On 2015-09-16 10:43, M G Berberich wrote:
Hello,

just for information. I stumbled about a rant about btrfs-performance:

  http://blog.pgaddict.com/posts/friends-dont-let-friends-use-btrfs-for-oltp

        MfG
        bmg

It is worth noting a few things that were done incorrectly in this testing:
1. _NEVER_ turn off write barriers (nobarrier mount option), doing so subtly breaks the data integrity guarantees of _ALL_ filesystems, but especially so on COW filesystems like BTRFS. With this off, you will have a much higher chance that a power loss will cause data loss. It shouldn't be turned off unless you are also turning off write-caching in the hardware or know for certain that no write-reordering is done by the hardware (and almost all modern hardware does write-reordering for performance reasons). 2. He provides no comparison of any other filesystem with TRIM support turned on (it is very likely that all filesystems will demonstrate such performance drops.
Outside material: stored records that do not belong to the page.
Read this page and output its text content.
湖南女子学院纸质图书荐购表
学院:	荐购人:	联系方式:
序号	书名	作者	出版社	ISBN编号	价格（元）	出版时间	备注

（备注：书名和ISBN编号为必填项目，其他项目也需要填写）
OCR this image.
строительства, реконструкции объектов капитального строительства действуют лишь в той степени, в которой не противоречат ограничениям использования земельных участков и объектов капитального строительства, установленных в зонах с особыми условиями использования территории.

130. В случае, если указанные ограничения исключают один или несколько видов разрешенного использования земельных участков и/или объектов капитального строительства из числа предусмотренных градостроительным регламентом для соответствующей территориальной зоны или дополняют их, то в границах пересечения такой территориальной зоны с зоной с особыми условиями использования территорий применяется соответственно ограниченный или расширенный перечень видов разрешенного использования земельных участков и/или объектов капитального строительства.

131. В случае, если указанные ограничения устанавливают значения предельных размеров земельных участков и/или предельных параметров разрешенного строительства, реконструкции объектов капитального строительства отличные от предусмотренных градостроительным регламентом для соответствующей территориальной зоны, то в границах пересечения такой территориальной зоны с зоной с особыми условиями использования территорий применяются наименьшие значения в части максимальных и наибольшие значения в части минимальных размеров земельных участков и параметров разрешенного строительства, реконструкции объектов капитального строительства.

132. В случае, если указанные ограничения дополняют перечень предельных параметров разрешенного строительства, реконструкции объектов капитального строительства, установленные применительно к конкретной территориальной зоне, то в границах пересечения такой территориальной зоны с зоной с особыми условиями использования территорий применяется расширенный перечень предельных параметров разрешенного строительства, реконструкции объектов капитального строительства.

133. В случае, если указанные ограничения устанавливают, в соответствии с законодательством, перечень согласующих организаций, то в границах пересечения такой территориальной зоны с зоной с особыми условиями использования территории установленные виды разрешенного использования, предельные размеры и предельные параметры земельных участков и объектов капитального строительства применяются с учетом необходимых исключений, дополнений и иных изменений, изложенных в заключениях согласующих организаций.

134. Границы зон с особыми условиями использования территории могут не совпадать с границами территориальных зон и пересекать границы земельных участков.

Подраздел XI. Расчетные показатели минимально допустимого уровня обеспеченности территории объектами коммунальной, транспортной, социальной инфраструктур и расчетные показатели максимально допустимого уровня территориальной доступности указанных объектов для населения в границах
Based on that graph, it looks like the device doesn't support asynchronous trim commands). 3. He's testing it for a workload is a known and documented problem for BTRFS, and claiming that that means that it isn't worth considering as a general usage filesystem. Most people don't run RDBMS servers on their systems, and as such, such a workload is not worth considering for most people.

His points about the degree of performance jitter are valid however, as are the complaints of apparent CPU intensive stalls in the BTRFS code, and I occasionally see both on my own systems.